Posted: Tue Aug 10, 2010 12:34 am
by Alski
Hi - I have been playing with the following code (taken from http://php.net/manual/en/function.explode.php)

Code: Select all

<?php
print_r(explodeX(Array(".","!"," ","?",";"),"This.sentence?contains wrong;characters"));
// Returns:
// Array("This","sentence","contains","wrong","characters")

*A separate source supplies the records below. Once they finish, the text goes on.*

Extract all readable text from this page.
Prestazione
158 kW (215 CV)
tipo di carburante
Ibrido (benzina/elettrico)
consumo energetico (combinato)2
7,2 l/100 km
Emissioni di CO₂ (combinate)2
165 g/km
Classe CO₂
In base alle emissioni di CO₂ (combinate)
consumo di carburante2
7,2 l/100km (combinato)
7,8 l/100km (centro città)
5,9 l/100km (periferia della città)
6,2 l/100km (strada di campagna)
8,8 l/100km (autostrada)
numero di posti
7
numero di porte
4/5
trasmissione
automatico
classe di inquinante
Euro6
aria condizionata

function explodeX($delimiters,$string)
{
    $return_array = Array($string); // The array to return
    $d_count = 0;
    while (isset($delimiters[$d_count])) // Loop to loop through all delimiters
    {
        $new_return_array = Array();
        foreach($return_array as $el_to_split) // Explode all returned elements by the next delimiter
        {
            $put_in_new_return_array = explode($delimiters[$d_count],$el_to_split);
            foreach($put_in_new_return_array as $substr) // Put all the exploded elements in array to return
            {
                $new_return_array[] = $substr;
            }
        }
        $return_array = $new_return_array; // Replace the previous return array by the next version
        $d_count++;
    }
    return $return_array; // Return the exploded elements
}
?>

How do I put the words "This" and "sentence" in separate variables that I can use OUTSIDE of the function?


If I write the following:

Code: Select all

    }
    //return $return_array; // Return the exploded elements

  $firstword = $return_array[0];
  $secondword = $return_array[1];

  echo $firstword;
  echo $secondword;
}
it outputs "This" and "sentence" but if I want to pass the $firstword outside of the function, it fails.

Any idea how I can use the $firstword variable?

Cheers,
Alski

Re: using variables outside of a function

Posted: Tue Aug 10, 2010 1:17 am
by internet-solution
The clue is in the code

Code: Select all

//return $return_array; // Return the exploded elements

Re: using variables outside of a function

Posted: Tue Aug 10, 2010 3:03 am
by Alski
help me out here - I'm learning :)